Table 7 Share of rMove trips by purpose
Table 8 Share of trips and average distance by mode

Table 8 reports the share of trips by each mode, showing that most trips are performed by car and on foot. While the share is much lower, urban buses are used more than other public transport modes. This is to be expected in Leeds, as there is no metro/light rail service in the city. Rail trips are mainly non-urban, as the distance also shows. Modes other than those listed were grouped together, where the occasional presence of trips by plane pushes the mean distance (186.40 km) upwards.

Summary

Recent work in transport research has increasingly tried to broaden out beyond traditional areas such as mode choice or car ownership and has tried to position travel decisions within the broader life context. However, while important progress has been made in terms of how to capture these additional dimensions, both in terms of detailed tracking of movements and in-depth data collection on long term decisions or social network influences, surveys have tended to look at only a handful (or often one) of these issues in isolation. The ERC funded DECISIONS project set out to instead collect data in a unified approach by jointly looking at numerous dimensions. We believe that this is an unprecedented effort that joins complexity of the survey design, amount of information collected and sample size. The present paper has given an overview of the different components of this survey and provided initial insights into the resulting data. The full dataset will be made publicly available at the end of the DECISIONS project in 2020.

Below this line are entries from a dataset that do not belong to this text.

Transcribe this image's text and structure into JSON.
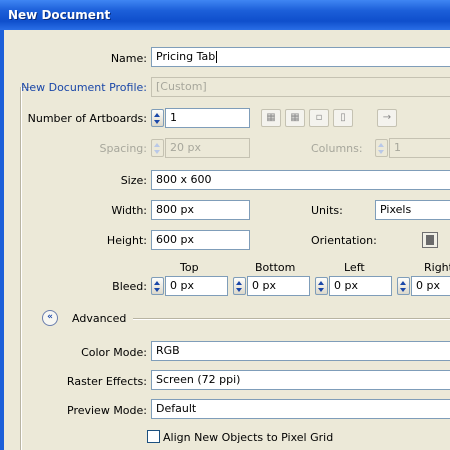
{
  "window": {
    "title": "New Document"
  },
  "name": {
    "label": "Name:",
    "value": "Pricing Tab"
  },
  "profile": {
    "label": "New Document Profile:",
    "value": "[Custom]"
  },
  "artboards": {
    "label": "Number of Artboards:",
    "value": "1",
    "arrange_arrow": "→"
  },
  "spacing": {
    "label": "Spacing:",
    "value": "20 px"
  },
  "columns": {
    "label": "Columns:",
    "value": "1"
  },
  "size": {
    "label": "Size:",
    "value": "800 x 600"
  },
  "width": {
    "label": "Width:",
    "value": "800 px"
  },
  "units": {
    "label": "Units:",
    "value": "Pixels"
  },
  "height": {
    "label": "Height:",
    "value": "600 px"
  },
  "orientation": {
    "label": "Orientation:",
    "selected": "portrait-icon"
  },
  "bleed": {
    "label": "Bleed:",
    "headers": [
      "Top",
      "Bottom",
      "Left",
      "Right"
    ],
    "values": [
      "0 px",
      "0 px",
      "0 px",
      "0 px"
    ]
  },
  "advanced": {
    "label": "Advanced",
    "toggle": "«"
  },
  "color_mode": {
    "label": "Color Mode:",
    "value": "RGB"
  },
  "raster_effects": {
    "label": "Raster Effects:",
    "value": "Screen (72 ppi)"
  },
  "preview_mode": {
    "label": "Preview Mode:",
    "value": "Default"
  },
  "align_pixel_grid": {
    "label": "Align New Objects to Pixel Grid",
    "checked": false
  },
  "colors": {
    "title_bar": "#1c5fd9",
    "dialog_bg": "#ece9d8",
    "profile_label": "#1a47a8"
  }
}
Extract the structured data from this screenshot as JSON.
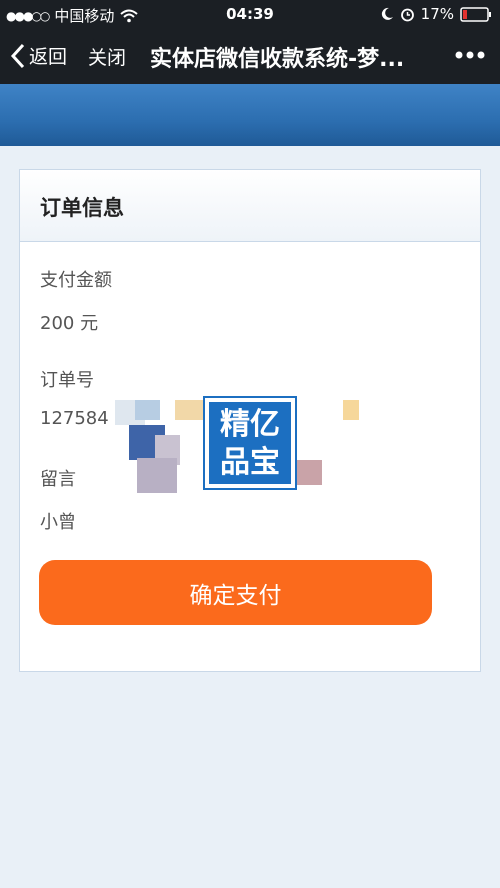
{
  "status_bar": {
    "carrier": "中国移动",
    "time": "04:39",
    "battery": "17%"
  },
  "nav": {
    "back_label": "返回",
    "close_label": "关闭",
    "title": "实体店微信收款系统-梦..."
  },
  "card": {
    "title": "订单信息",
    "amount_label": "支付金额",
    "amount_value": "200 元",
    "order_label": "订单号",
    "order_value": "127584",
    "message_label": "留言",
    "message_value": "小曾",
    "pay_button": "确定支付"
  },
  "watermark": {
    "line1": "精亿",
    "line2": "品宝"
  },
  "colors": {
    "accent": "#fb6a1c",
    "header_blue": "#2c6eb0",
    "bar": "#1b1f24"
  }
}
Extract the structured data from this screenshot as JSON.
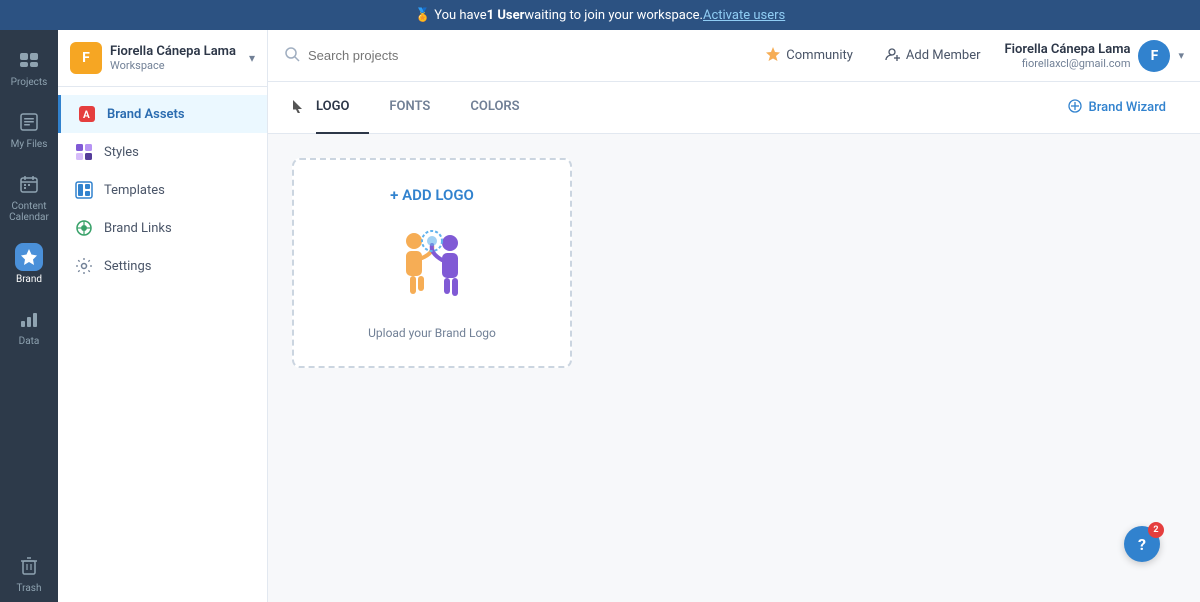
{
  "notification": {
    "text_before": "🏅 You have ",
    "highlight": "1 User",
    "text_after": " waiting to join your workspace. ",
    "link": "Activate users"
  },
  "workspace": {
    "name": "Fiorella Cánepa Lama",
    "sub": "Workspace",
    "avatar_letter": "F"
  },
  "sidebar_nav": {
    "items": [
      {
        "id": "brand-assets",
        "label": "Brand Assets",
        "icon": "🅱",
        "active": true
      },
      {
        "id": "styles",
        "label": "Styles",
        "icon": "◼"
      },
      {
        "id": "templates",
        "label": "Templates",
        "icon": "▦"
      },
      {
        "id": "brand-links",
        "label": "Brand Links",
        "icon": "⊕"
      },
      {
        "id": "settings",
        "label": "Settings",
        "icon": "⚙"
      }
    ]
  },
  "icon_sidebar": {
    "items": [
      {
        "id": "projects",
        "label": "Projects",
        "icon": "📁"
      },
      {
        "id": "my-files",
        "label": "My Files",
        "icon": "🗂"
      },
      {
        "id": "content-calendar",
        "label": "Content Calendar",
        "icon": "📅"
      },
      {
        "id": "my-brand",
        "label": "Brand",
        "icon": "⭐",
        "active": true
      },
      {
        "id": "data",
        "label": "Data",
        "icon": "📊"
      },
      {
        "id": "trash",
        "label": "Trash",
        "icon": "🗑"
      }
    ]
  },
  "header": {
    "search_placeholder": "Search projects",
    "community_label": "Community",
    "add_member_label": "Add Member"
  },
  "user": {
    "name": "Fiorella Cánepa Lama",
    "email": "fiorellaxcl@gmail.com",
    "avatar_letter": "F"
  },
  "tabs": {
    "items": [
      {
        "id": "logo",
        "label": "LOGO",
        "active": true
      },
      {
        "id": "fonts",
        "label": "FONTS"
      },
      {
        "id": "colors",
        "label": "COLORS"
      }
    ],
    "brand_wizard_label": "Brand Wizard"
  },
  "logo_section": {
    "add_label": "+ ADD LOGO",
    "upload_text": "Upload your Brand Logo"
  },
  "help": {
    "label": "?",
    "badge": "2"
  }
}
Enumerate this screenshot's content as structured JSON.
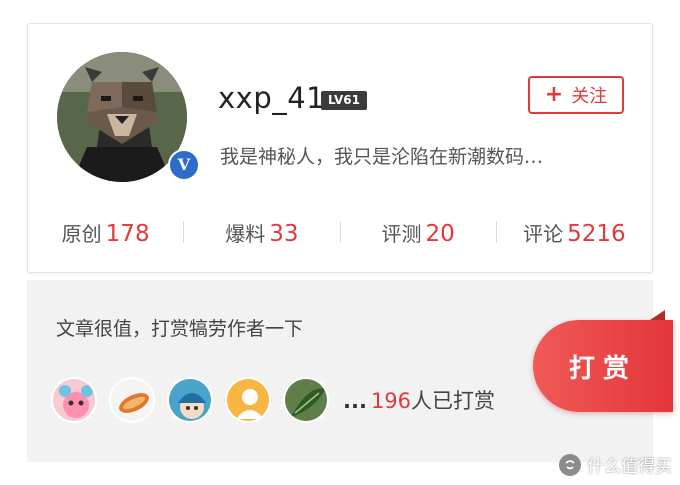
{
  "profile": {
    "username": "xxp_41",
    "level": "LV61",
    "verified_mark": "V",
    "follow_label": "关注",
    "follow_icon": "plus-icon",
    "bio": "我是神秘人，我只是沦陷在新潮数码…"
  },
  "stats": [
    {
      "label": "原创",
      "value": "178"
    },
    {
      "label": "爆料",
      "value": "33"
    },
    {
      "label": "评测",
      "value": "20"
    },
    {
      "label": "评论",
      "value": "5216"
    }
  ],
  "reward": {
    "prompt": "文章很值，打赏犒劳作者一下",
    "more": "...",
    "count": "196",
    "count_suffix": "人已打赏",
    "button_label": "打赏"
  },
  "watermark": {
    "text": "什么值得买"
  },
  "colors": {
    "accent": "#e4393c",
    "level_badge": "#3b3b3b",
    "verify": "#2d6cc9"
  }
}
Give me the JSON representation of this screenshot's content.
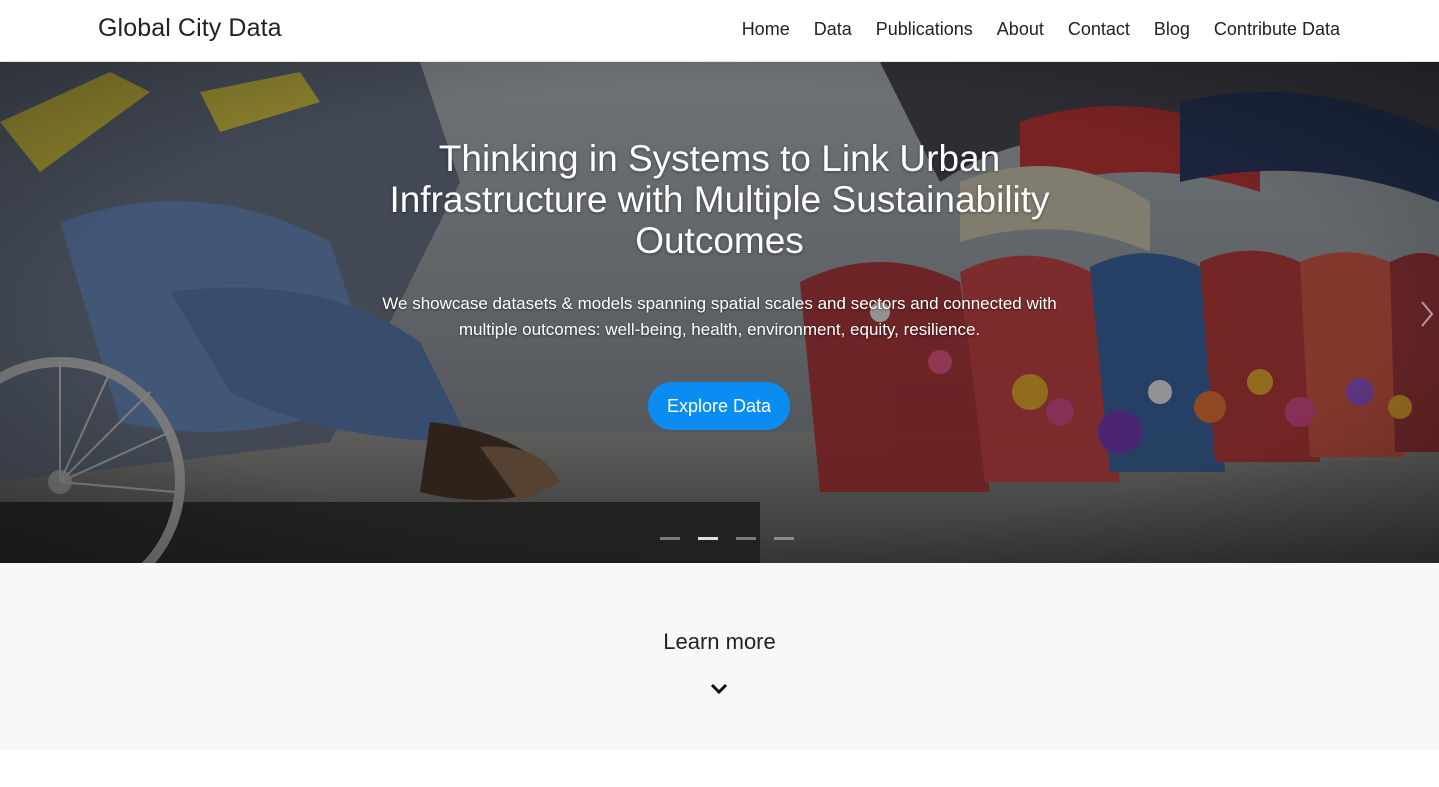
{
  "header": {
    "brand": "Global City Data",
    "nav": [
      {
        "label": "Home"
      },
      {
        "label": "Data"
      },
      {
        "label": "Publications"
      },
      {
        "label": "About"
      },
      {
        "label": "Contact"
      },
      {
        "label": "Blog"
      },
      {
        "label": "Contribute Data"
      }
    ]
  },
  "hero": {
    "title": "Thinking in Systems to Link Urban Infrastructure with Multiple Sustainability Outcomes",
    "subtitle": "We showcase datasets & models spanning spatial scales and sectors and connected with multiple outcomes: well-being, health, environment, equity, resilience.",
    "cta_label": "Explore Data",
    "cta_color": "#0a8df2",
    "indicator_count": 4,
    "active_indicator": 2,
    "next_icon": "chevron-right-icon"
  },
  "learn_more": {
    "label": "Learn more",
    "icon": "chevron-down-icon"
  }
}
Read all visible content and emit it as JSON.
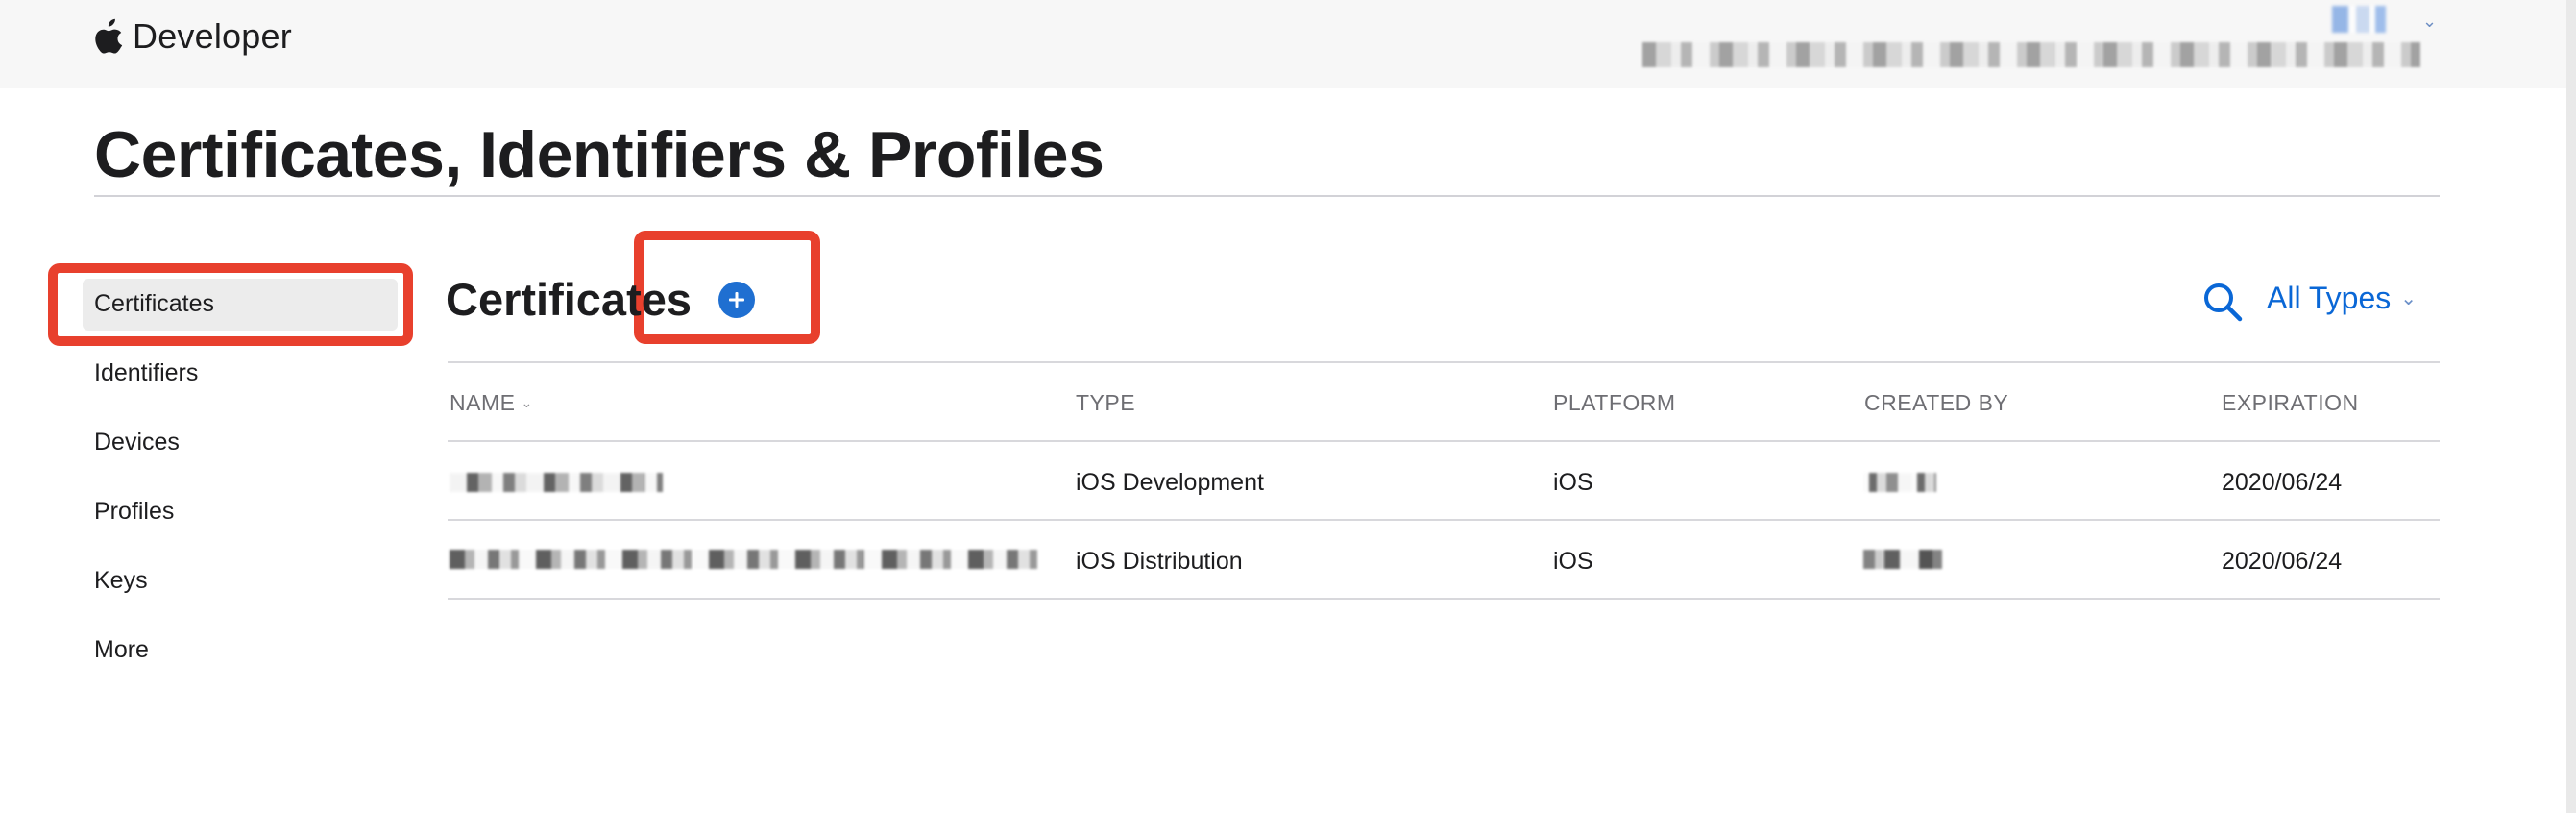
{
  "nav": {
    "brand": "Developer",
    "account_chevron": "⌄"
  },
  "page": {
    "title": "Certificates, Identifiers & Profiles"
  },
  "sidebar": {
    "items": [
      {
        "label": "Certificates",
        "active": true
      },
      {
        "label": "Identifiers",
        "active": false
      },
      {
        "label": "Devices",
        "active": false
      },
      {
        "label": "Profiles",
        "active": false
      },
      {
        "label": "Keys",
        "active": false
      },
      {
        "label": "More",
        "active": false
      }
    ]
  },
  "main": {
    "section_title": "Certificates",
    "add_icon": "plus-circle-icon",
    "search_icon": "search-icon",
    "filter_label": "All Types",
    "filter_chevron": "⌄"
  },
  "table": {
    "columns": [
      "NAME",
      "TYPE",
      "PLATFORM",
      "CREATED BY",
      "EXPIRATION"
    ],
    "sort_chevron": "⌄",
    "rows": [
      {
        "type": "iOS Development",
        "platform": "iOS",
        "expiration": "2020/06/24"
      },
      {
        "type": "iOS Distribution",
        "platform": "iOS",
        "expiration": "2020/06/24"
      }
    ]
  },
  "colors": {
    "accent": "#0a67d6",
    "add_button": "#1f6fd1",
    "highlight": "#e8402d"
  }
}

The survey was made up of two different components, an online survey and a smartphone tracking app. The online survey was in turn divided into three elements, a background questionnaire, a life-course calendar and a name generator & name interpreter. These different tools were used to capture different aspects of participants’ lives, including travel and energy choices, life-course events, social networks and short term activity and mobility behaviour. The level of complexity goes beyond what is typically expected of survey respondents, and the rate of retention across different survey components is consequently lower than in many other studies. Here, it is worth noting that we not only faced the challenge of retaining respondents throughout a long and demanding survey, but that our approach, by linking different parts of the survey (e.g. the social network and the smartphone application) to capture the complexity of real-life behaviour, asked respondents to disclose a vast amount of data about their life and habits. Nevertheless, we end up with a usable sample of respondents who completed all parts of the survey, and initial analysis of the data shows high quality information and crucially allows us to understand the links between short-term and long-term decisions for the same individual while also making links with his/her social network.

We believe that the experience gained by designing and implementing the present survey allows us to formulate a few recommendations that will hopefully be useful to other researchers who will attempt to collect similar datasets in the future. These are listed below:

  • When presenting a long survey, it might be useful to build links between the different parts, and generate contents on the basis of the answers to previous questions. This gives a sense of continuity and fosters involvement.

  • Using multiple recruitment approaches is advisable, as it helps minimise the risk of low retention rates. In particular, using sources that respondents trust or developing methods to gain respondents’ trust (providing plenty of information, direct lines of support) is a recommended approach, especially when many questions about respondents’ lives are presented.

  • Monetary incentives are preferred to other forms of incentives (such as prize raffles). The incentives need to be adequate, but as suggested by others in the literature, do not need to pay for participation time, and the primary motivation should be communicated in terms of contribution to research/policy.

  • When using a travel and activity app, extensive testing is recommended to avoid respondents facing malfunctioning, battery drainage and other issues that might lead them to abandon the survey. Moreover, a good level of customisation provides a more enjoyable experience and can help retention.